This post describes the PCA approach applied to our dataset and determination of principal components of the variance that will be later linked to polynomial combnations of processing parameters: T, X/XY, V, W, D, L, HAZ. Models of the P-S linkages are derived from the data set so PCA of the 2 point statistics data has to be done on no less than the entire microstructure ensemble available.
The task of gathering and organizing the microstructure and process parameter data is not yet complete for the entire data set. Automating the procedure is proving to be a small challenge and at the moment PCA of the entire ensemble is impossible. Instead a small segment of the data set consisting of six handpicked microstructures was manually extracted and processed for a preliminary PCA demonstration.

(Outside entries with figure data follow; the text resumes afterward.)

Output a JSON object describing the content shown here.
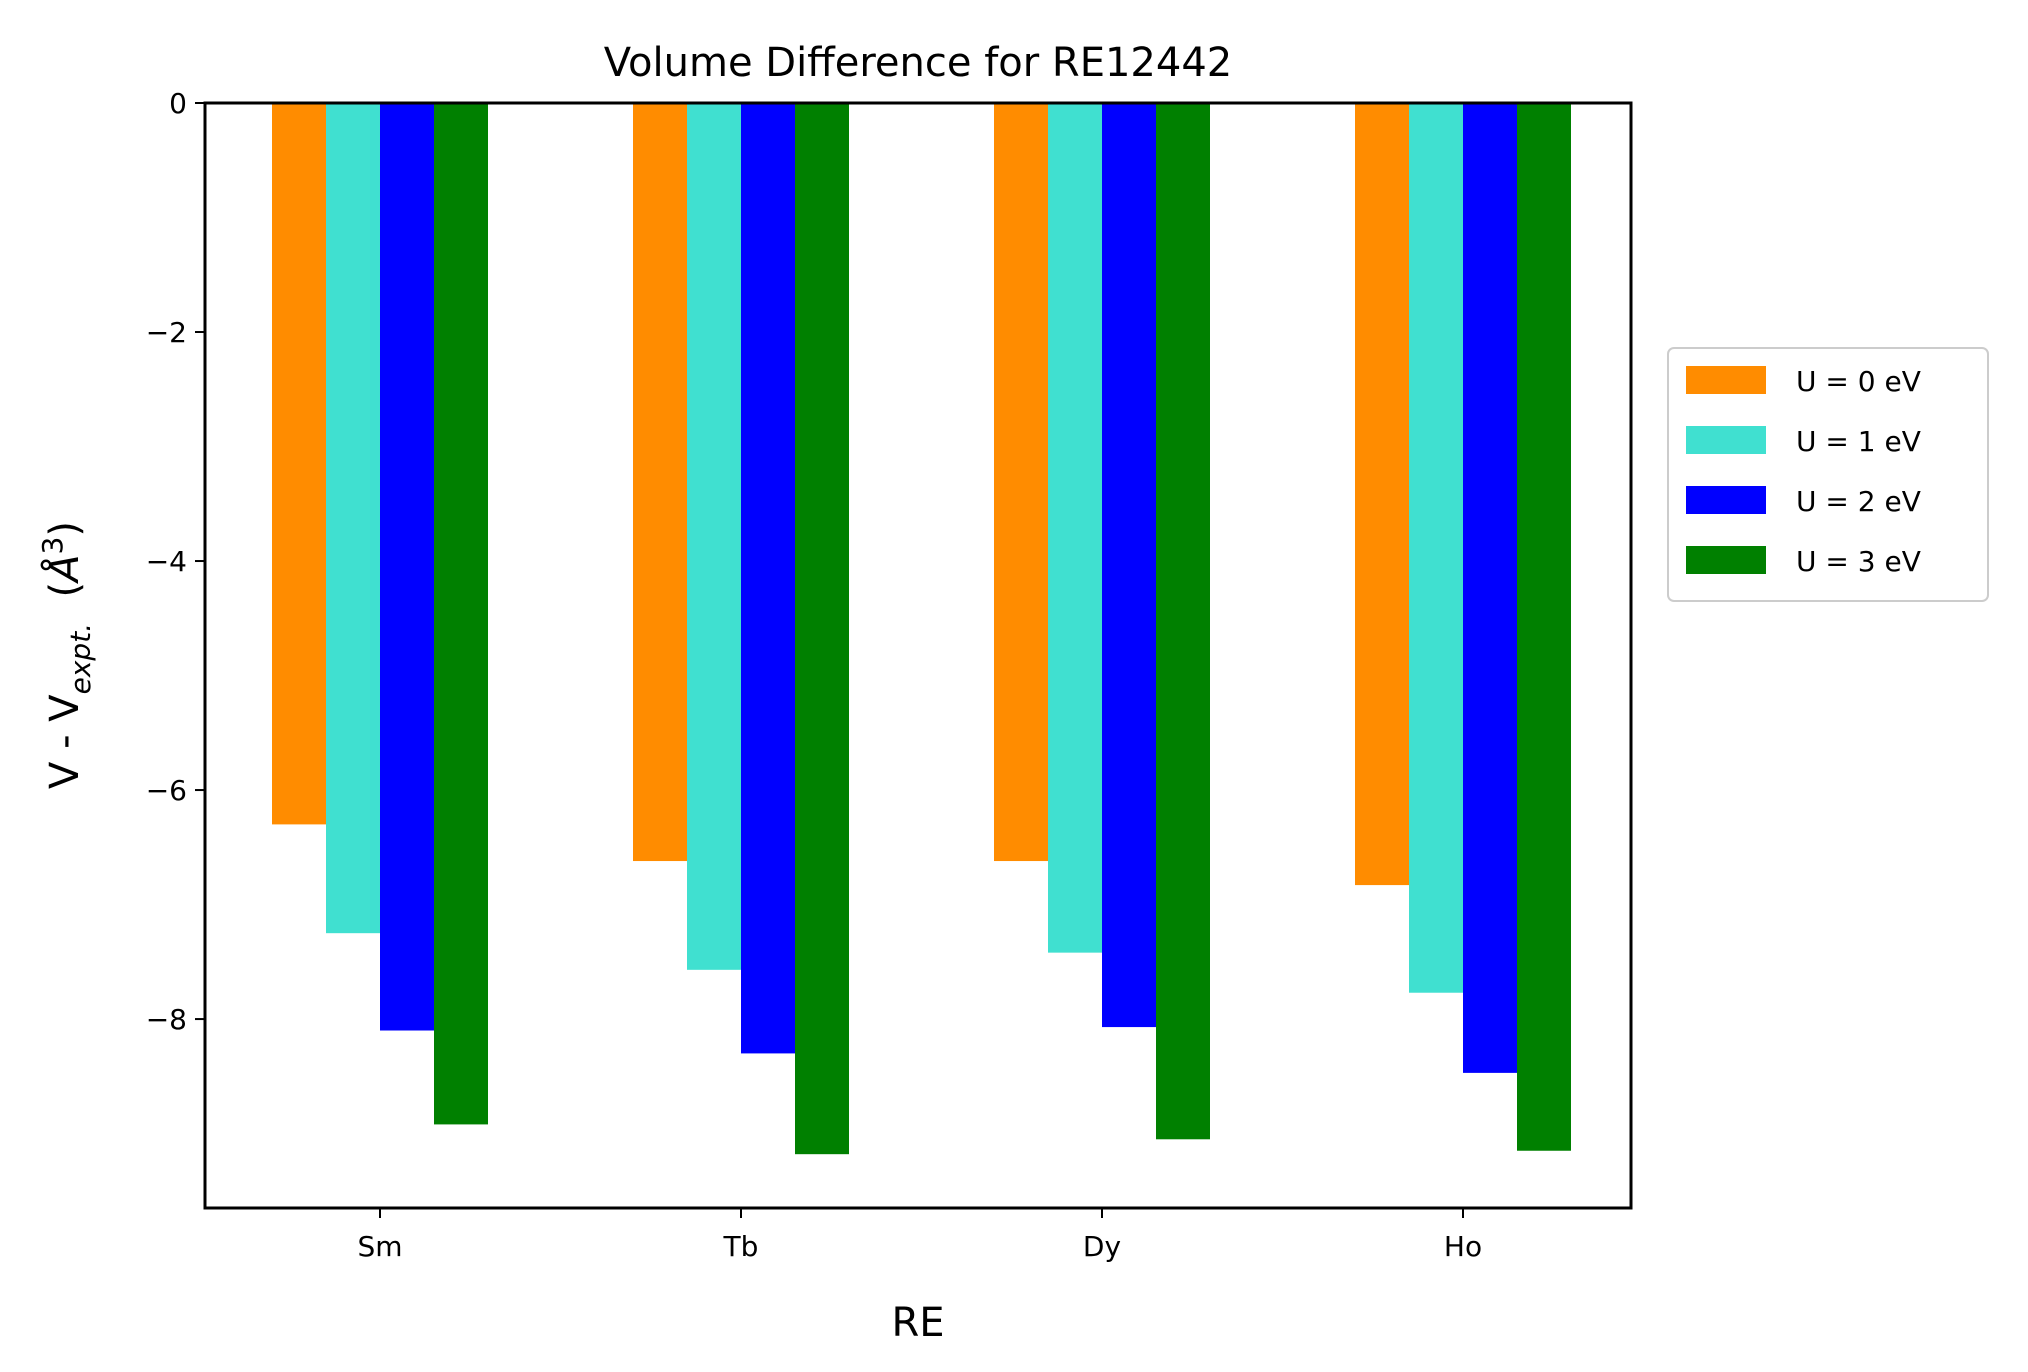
{
  "chart_data": {
    "type": "bar",
    "title": "Volume Difference for RE12442",
    "xlabel": "RE",
    "ylabel": {
      "prefix": "V - V",
      "subscript": "expt.",
      "suffix_open": "  (",
      "unit": "Å",
      "superscript": "3",
      "suffix_close": ")"
    },
    "categories": [
      "Sm",
      "Tb",
      "Dy",
      "Ho"
    ],
    "ylim": [
      -9.65,
      0
    ],
    "yticks": [
      0,
      -2,
      -4,
      -6,
      -8
    ],
    "ytick_labels": [
      "0",
      "−2",
      "−4",
      "−6",
      "−8"
    ],
    "legend_position": "right-center-outside",
    "series": [
      {
        "name": "U = 0 eV",
        "color": "#ff8c00",
        "values": [
          -6.3,
          -6.62,
          -6.62,
          -6.83
        ]
      },
      {
        "name": "U = 1 eV",
        "color": "#40e0d0",
        "values": [
          -7.25,
          -7.57,
          -7.42,
          -7.77
        ]
      },
      {
        "name": "U = 2 eV",
        "color": "#0000ff",
        "values": [
          -8.1,
          -8.3,
          -8.07,
          -8.47
        ]
      },
      {
        "name": "U = 3 eV",
        "color": "#008000",
        "values": [
          -8.92,
          -9.18,
          -9.05,
          -9.15
        ]
      }
    ]
  }
}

Fig.1. PCA of 2 point statistics collected for 6 datapoints. The axes display the first three principal components and the points are color-coded to represent specific parameter combinations. The image below indicates the color-code.
Fig.2. Color designation of parameter combinations of 6 data points.
Memory is a consideration in extending this approach to the entire ensemble. Each 2 point statistic is about 50MB of memory. In the process of determining the variance and principal components of the data set the algorithm will hold the entire 2160 set in RAM, necessitating the use of a computer cluster. Georgia Tech’s PACE system will be used to accomplish this task.